Source credentials fail / bucket or network unreachable

  • Signals: offloader_source_reachable == 0; DIAG source_reachable:false.
  • Owner: customer environment (IAM/network/object store).
  • Action: check the container's network + read-only credentials to the source. Offloader keeps serving the last good snapshot meanwhile.

Bad manifest / dataset refresh fails

  • Signals: offloader_refresh_ok == 0; DIAG last_attempted.status = rejected or failed with a refresh_error.
  • Owner: upstream data (rejected = the producer shipped a bad/breaking manifest) or Offloader (failed = materialization error).
  • Action: read refresh_error. rejected → fix the upstream manifest (it never swapped in, so serving is safe). failed → check disk/DuckDB below.

Dataset stale

  • Signals: offloader_snapshot_stale == 1; response meta.freshness.stale:true.
  • Owner: upstream data (the producer stopped publishing fresh manifests).
  • Action: check the upstream pipeline. Offloader honestly reports staleness and keeps serving the last good snapshot.

DuckDB cache corrupted / DuckDB failure

  • Signals: offloader_duckdb_up == 0; queries error.
  • Owner: Offloader / environment (disk).
  • Action: quarantine + rebuild the cache (delete the cache volume, restart — it rematerializes from the manifest). Check disk first.

Disk full

  • Signals: offloader_cache_disk_free_bytes low; materialization fails.
  • Owner: customer environment.
  • Action: grow the cache volume or clear old snapshots, then restart.

Pool busy / endpoint latency regression

  • Signals: rising p95/p99 (benchmark harness / your APM); DIAG pool.
  • Owner: Offloader (serving) or customer (load).
  • Action: compare against a benchmark baseline (../benchmarks.md). For a hot, high-QPS endpoint on remote_scan, move it to local_table. Consider the response cache for repeated params.

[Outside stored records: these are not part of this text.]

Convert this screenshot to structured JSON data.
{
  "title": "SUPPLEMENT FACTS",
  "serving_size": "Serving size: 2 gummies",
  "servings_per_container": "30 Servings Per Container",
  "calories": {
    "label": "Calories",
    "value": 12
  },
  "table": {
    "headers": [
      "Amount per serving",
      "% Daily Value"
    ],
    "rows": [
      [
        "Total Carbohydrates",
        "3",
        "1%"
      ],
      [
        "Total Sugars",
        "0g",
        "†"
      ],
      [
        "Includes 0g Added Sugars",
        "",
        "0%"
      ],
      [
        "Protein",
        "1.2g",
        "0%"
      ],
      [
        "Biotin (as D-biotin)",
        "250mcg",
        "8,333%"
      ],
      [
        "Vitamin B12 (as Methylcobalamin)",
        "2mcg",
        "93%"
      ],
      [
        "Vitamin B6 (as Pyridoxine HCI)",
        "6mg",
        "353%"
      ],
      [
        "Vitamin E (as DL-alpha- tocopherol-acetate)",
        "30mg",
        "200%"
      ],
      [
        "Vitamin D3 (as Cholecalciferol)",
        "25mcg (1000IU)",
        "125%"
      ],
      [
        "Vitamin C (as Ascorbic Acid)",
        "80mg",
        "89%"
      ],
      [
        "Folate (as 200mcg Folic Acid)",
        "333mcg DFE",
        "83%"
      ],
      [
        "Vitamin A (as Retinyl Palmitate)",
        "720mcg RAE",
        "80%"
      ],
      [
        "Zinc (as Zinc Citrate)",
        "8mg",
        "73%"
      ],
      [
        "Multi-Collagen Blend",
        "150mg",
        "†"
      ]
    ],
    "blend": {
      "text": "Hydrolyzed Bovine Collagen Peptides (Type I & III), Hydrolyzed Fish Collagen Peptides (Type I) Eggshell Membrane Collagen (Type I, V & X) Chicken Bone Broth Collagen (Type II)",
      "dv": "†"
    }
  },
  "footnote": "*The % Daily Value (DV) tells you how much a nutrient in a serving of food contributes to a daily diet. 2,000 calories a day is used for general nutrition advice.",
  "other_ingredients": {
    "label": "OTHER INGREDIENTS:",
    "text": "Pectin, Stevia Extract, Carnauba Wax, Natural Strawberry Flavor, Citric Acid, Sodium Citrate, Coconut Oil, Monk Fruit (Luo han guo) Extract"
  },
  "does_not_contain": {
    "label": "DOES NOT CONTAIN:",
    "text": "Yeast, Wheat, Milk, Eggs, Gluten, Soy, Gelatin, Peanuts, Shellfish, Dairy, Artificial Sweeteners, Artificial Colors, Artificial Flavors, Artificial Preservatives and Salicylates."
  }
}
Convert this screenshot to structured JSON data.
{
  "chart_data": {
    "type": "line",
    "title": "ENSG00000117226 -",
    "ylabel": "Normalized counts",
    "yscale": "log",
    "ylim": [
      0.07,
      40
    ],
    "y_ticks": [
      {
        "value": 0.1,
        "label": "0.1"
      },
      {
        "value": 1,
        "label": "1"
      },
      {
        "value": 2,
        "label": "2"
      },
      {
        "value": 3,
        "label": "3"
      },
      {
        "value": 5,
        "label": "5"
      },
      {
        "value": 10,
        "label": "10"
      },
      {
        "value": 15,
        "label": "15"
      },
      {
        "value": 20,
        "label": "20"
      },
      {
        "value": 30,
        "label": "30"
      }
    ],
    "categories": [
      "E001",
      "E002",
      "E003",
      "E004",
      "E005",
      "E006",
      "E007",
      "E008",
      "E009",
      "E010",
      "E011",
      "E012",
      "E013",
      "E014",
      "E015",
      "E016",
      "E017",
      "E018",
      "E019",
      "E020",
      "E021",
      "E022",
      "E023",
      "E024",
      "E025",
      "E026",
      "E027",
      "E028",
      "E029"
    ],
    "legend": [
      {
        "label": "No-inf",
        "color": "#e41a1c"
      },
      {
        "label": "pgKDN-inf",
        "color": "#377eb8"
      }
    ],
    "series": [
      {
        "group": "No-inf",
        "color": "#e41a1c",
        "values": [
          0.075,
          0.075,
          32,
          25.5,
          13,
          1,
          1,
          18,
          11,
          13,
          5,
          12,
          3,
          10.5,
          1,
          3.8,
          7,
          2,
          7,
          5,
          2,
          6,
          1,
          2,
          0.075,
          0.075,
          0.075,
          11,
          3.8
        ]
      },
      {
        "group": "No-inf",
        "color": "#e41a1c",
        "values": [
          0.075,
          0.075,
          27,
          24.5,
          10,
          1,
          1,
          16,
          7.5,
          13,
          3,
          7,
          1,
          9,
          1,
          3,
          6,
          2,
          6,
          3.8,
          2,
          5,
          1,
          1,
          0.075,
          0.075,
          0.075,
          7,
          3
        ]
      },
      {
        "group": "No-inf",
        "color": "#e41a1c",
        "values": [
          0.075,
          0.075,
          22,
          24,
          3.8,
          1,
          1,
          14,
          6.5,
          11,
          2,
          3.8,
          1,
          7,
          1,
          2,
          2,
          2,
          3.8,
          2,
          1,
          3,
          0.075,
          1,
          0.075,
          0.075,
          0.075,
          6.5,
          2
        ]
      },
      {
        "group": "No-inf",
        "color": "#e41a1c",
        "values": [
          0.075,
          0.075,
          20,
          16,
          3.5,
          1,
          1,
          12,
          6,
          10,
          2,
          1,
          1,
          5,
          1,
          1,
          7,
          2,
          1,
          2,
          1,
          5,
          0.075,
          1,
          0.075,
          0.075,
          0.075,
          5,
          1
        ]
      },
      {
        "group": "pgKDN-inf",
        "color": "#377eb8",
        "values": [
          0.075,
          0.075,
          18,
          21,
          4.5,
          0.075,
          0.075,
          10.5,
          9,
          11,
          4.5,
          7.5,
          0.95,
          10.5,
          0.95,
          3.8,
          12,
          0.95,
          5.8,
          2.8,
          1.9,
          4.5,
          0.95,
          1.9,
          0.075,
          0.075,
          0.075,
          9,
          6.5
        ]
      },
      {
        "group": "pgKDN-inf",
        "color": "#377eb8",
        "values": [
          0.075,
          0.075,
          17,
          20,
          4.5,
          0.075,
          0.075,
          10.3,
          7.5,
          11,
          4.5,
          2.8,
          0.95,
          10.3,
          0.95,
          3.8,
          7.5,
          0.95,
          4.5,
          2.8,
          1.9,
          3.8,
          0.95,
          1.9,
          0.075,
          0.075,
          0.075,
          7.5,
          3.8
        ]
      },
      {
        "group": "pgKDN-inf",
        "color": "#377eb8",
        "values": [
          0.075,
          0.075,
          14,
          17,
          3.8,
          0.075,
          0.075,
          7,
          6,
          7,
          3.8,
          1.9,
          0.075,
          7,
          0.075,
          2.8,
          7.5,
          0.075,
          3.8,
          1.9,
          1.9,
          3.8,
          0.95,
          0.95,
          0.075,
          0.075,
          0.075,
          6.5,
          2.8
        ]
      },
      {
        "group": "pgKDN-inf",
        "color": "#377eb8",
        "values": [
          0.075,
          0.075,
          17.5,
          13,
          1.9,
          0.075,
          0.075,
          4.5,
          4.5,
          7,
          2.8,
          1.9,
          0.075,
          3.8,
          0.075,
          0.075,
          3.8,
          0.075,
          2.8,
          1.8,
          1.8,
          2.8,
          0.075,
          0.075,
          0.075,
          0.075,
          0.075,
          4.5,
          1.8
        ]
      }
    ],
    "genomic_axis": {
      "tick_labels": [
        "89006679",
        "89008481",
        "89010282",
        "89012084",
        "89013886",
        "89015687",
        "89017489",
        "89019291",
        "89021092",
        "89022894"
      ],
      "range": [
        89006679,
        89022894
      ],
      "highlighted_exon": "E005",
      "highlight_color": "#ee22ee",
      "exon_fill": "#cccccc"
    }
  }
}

Tenant/auth misconfiguration / key or auth failures

  • Signals: consumers get 401 (bad/revoked key) or 404 (endpoint not granted).
  • Owner: customer (key config).
  • Action: confirm the key's status: active, its endpoints allowlist, and its bound tenant in keys.yml. 404 is intentional for out-of-scope endpoints (no existence disclosure). Mint keys with offloader keys create.

Rollback to previous image

  • Owner: customer.
  • Action: redeploy the previous pinned image tag. Health returns immediately; there is no migration to undo.

Rollback to previous snapshot

  • Owner: customer/Offloader.
  • Action: a bad snapshot never swaps in (validation + compatibility gate it). To revert a good-but-wrong snapshot, roll the dataset back to its previous good one.

Cache quarantine and rebuild / clear cache

  • Owner: customer.
  • Action: stop the container, remove the cache volume (one dataset: remove its materialized files; all: the whole volume), restart. The gateway rematerializes from the current manifest on boot.